Vann Molyvann was the pioneer of “new Khmer architecture”, which emerged during the French colonial era in the 1950s, and he has since established himself as the country’s most famous contemporary architect. Over the last five decades, he has designed many of Phnom Penh’s most recognisable buildings. Some of his designs, such as the Independence Monument, have obvious similarities to ancient Cambodian architecture, while others, such as the Chaktomok Theatre or Olympic Stadium, feature more modern designs and subtle Khmer characteristics.

Vann Molyvann is one of many Khmer architects who have taken modern designs and integrated traditional Cambodian building styles to create new styles that preserve the aesthetic traditions and functionality of traditional buildings. The French Department at the Royal University of Phnom Penh (pictured above), designed by Vann Molyvann, is an obvious example. The moats that surround the modern-looking building are an homage to the moats that surround Angkor Wat and other temples.

“Other countries don’t have these buildings,” said Hok Sokol, a Cambodian researcher on Khmer architecture, adding that Vann Molyvann was the first of a new generation of Khmer architects to “use new methods which made the buildings look good as well as serving the right functions.”

Darryl Collins, an independent researcher and architecture historian, said that Khmer architecture has changed significantly over the years. There are four periods of Khmer architecture: local Khmer architecture (from the Angkor empire to 1863), French colonial architecture (1863-1953), New Khmer architecture (1953-1970) and contemporary architecture. What remains to be seen is whether or not contemporary architects can learn from their predecessors and design buildings that maintain elements of traditional Khmer styles.
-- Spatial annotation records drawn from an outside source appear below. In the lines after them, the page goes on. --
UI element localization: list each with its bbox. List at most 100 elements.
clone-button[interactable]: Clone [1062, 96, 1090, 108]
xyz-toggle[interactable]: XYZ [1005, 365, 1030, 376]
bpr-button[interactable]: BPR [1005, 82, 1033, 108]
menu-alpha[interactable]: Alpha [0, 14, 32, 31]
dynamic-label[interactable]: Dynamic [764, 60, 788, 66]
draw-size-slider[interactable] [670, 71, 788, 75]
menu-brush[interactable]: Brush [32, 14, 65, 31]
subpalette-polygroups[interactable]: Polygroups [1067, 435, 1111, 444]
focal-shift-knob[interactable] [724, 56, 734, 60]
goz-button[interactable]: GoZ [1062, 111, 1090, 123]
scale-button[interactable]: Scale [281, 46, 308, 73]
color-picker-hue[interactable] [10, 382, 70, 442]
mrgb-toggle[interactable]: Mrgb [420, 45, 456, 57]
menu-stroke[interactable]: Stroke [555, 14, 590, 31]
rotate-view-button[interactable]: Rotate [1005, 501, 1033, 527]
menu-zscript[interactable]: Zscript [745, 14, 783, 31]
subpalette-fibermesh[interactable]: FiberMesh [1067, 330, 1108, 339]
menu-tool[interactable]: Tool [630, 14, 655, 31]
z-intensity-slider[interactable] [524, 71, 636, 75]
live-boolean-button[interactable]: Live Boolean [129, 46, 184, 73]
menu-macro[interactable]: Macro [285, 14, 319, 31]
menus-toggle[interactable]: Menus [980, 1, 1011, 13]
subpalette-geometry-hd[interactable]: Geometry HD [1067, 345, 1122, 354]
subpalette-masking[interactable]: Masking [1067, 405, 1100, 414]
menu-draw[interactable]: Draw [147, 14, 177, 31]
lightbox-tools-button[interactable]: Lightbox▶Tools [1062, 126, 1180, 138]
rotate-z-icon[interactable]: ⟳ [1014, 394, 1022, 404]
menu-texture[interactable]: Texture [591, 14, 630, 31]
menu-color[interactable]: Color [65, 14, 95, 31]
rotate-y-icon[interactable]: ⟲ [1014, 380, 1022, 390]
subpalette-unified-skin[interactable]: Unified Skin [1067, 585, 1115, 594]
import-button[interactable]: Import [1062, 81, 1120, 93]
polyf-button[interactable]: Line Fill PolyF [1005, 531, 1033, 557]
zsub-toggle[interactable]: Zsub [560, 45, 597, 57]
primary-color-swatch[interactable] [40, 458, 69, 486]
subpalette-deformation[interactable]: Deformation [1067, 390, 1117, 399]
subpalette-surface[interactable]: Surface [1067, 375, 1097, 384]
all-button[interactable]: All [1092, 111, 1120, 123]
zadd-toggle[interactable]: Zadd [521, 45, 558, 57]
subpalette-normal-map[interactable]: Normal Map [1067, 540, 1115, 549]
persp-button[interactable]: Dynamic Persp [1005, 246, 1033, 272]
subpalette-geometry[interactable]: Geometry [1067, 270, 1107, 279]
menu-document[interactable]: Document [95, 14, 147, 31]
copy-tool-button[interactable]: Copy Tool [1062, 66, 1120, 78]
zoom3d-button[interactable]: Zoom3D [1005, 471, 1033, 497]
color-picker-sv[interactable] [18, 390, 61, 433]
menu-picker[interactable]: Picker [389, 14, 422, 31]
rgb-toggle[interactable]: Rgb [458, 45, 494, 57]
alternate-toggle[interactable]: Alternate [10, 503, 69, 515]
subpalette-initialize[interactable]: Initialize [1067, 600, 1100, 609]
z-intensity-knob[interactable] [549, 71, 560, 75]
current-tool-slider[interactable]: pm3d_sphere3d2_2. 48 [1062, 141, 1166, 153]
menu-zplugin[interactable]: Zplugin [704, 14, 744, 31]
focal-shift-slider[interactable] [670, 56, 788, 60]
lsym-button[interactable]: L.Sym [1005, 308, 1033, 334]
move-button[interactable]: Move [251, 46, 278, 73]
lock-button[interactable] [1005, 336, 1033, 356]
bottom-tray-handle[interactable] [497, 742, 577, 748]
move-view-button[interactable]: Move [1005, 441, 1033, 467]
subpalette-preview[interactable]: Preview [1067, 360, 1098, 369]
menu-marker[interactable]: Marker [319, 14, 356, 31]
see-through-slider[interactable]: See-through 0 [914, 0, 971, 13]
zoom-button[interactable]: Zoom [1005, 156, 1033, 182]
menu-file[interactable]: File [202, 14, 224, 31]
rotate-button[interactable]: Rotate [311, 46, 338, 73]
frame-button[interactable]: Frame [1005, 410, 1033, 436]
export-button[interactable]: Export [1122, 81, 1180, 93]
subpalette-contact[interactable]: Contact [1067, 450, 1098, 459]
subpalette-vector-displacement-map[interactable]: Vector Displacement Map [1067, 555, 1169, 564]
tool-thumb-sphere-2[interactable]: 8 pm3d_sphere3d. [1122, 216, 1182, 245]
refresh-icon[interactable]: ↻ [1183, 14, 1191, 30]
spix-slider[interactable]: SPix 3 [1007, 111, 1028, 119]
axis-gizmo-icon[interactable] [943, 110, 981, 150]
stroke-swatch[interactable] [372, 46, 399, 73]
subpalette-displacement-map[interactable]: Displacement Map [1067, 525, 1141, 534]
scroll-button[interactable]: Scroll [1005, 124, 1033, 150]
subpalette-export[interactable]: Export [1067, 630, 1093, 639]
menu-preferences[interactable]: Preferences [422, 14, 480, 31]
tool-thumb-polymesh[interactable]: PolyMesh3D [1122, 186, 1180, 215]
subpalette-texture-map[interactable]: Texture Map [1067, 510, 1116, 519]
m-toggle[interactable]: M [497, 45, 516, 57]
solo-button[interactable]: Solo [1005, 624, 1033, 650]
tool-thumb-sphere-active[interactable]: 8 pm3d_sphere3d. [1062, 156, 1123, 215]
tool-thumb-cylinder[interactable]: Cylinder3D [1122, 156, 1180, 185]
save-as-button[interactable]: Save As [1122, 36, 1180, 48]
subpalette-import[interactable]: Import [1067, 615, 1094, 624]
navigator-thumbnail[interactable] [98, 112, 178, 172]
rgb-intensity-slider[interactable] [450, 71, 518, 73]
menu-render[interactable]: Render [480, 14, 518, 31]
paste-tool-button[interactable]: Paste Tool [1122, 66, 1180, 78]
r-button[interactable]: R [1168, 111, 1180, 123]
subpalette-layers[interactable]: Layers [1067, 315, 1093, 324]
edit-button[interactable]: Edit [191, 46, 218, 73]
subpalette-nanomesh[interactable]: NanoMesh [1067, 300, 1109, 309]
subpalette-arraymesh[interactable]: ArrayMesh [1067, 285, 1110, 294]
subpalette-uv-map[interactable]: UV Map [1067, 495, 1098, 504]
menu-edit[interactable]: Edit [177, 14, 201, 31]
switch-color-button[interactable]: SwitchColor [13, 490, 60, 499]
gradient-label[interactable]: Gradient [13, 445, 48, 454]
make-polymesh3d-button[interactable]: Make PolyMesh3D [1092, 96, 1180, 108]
As Phnom Penh and other urban centres develop in the coming decades, it will be architecture students like Loy Bunleng who decide exactly how to preserve Cambodia’s much-celebrated architectural history in the bigger and more modern buildings being constructed.

Despite the fact that many of the major construction projects in Cambodia are being designed by foreign architects, Hok Sokol said that a renewed effort by the Ministry of culture to train highly skilled architects would help preserve Cambodia’s aesthetic identity in the decades to come.

“There is no need to worry,” he said. “We will not lose Khmer identity in the modern architectural designs because there are a number of proud Cambodian architects who will be sure to include Khmer styles into their creations before they begin building.”